Imagine this: you walk into a Starbucks, place your order, and every possible thing goes wrong: The server was rude, they give you the wrong drink, there’s no more creamer in the canister, and they even misspell your name on the cup. You, the customer, are obviously frustrated and this experience taints your view of all other Starbucks. You might love your café latte but after that experience, you’re willing to go find one somewhere else.
Starbucks has always been known for their happy-go-lucky service. If that standard isn’t met in one store, the entire brand gets tainted as unsatisfactory. As customers, we expect the best experience and don’t always consider the other side of the story. We don’t know (or really care) if the barista is having a bad hair day or the manager had car trouble on the way to work. But that’s how it’s supposed to be because a business is meant to serve the customer.
1. Look at your business
So, look at your business. When you feel stuck, you start to feel the heat. Once you start to lose sight of what your mission is, your focus falls more on YOU rather than the customer. But don’t let it compromise what is important to you and the service you provide. If you find that you’re more concerned about each day’s cash flow or how much you’ve been working lately, then you’re going to start feeling unhappy and you probably won’t get the results you originally wanted.
2. Reconsider what you’re committed to
What you need to do at this point is just to stop and reconsider what you’re committed to. You’ve become more focused on the logistics of everything than why you started your business. It’s here that you’re dishing out bad service and your customers are getting frustrated. There’s no point in both of you losing out because of it.
3. Step back
Step back and find the source of your frustration. What got you to start your business in the first place? What are you trying to achieve? I know that my main goal at Wasabi is to help others be able to make a difference in the world. If I became more concerned with the amount of money I was making with each client, I would be betraying my own values. It might be that you have to stick to your guns and find your way back to your original calling, or that you have to reevaluate your game plan and change things up. When it comes down to it all, the customer should always come first, even if it means getting their coffee right.

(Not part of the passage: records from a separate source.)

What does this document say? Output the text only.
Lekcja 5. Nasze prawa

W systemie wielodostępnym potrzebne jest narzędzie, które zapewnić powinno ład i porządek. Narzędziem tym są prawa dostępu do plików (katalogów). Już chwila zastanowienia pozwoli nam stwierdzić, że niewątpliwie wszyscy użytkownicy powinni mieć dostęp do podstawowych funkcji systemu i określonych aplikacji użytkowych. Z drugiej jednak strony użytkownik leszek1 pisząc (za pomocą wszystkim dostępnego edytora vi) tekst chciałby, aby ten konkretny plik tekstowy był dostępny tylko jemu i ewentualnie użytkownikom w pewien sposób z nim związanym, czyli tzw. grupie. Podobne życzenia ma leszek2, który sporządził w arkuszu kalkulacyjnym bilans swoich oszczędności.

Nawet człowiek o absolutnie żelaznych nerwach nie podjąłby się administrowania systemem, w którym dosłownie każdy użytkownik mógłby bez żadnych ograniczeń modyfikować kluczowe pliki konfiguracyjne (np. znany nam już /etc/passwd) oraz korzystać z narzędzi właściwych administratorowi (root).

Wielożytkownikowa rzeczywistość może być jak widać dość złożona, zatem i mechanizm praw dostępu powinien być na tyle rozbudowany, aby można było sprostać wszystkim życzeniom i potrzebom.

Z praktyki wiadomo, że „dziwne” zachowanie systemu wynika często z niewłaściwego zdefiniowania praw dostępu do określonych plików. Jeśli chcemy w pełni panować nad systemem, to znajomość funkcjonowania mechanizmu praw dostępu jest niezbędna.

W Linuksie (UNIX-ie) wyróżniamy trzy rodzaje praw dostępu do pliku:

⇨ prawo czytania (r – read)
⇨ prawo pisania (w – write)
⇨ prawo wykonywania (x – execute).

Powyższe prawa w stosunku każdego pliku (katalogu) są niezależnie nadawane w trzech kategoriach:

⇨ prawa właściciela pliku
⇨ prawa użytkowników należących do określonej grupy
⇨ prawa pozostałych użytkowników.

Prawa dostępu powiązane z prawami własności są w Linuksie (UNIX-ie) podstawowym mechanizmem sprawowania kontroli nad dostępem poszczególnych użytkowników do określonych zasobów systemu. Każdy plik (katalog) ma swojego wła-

4. Create your mission statement
It’s time to create a mission statement that will guide you through those down times and make your up times even more juicy. A mission statement doesn’t have to be grand and fancy. It should speak to you and inspire you as well as anyone working with/for you. A mission statement might inspire or impress people outside of the company, but that’s not really its purpose. It’s meant for you, to keep your business on track. Here’s an example of the mission statement we use for Wasabi:
Wasabi Publicity lives to launch conversations that make a difference and change the world.
It is not about us. The emphasis is on our clients and the service we provide for them. The more you focus on your clients and less on you, the happier all of you are going to be. Your mission is your unique expression that takes your purpose, values, and those things that are important to you and weaves it into a statement that expresses who you are, what you stand for, and what the world can count on from you.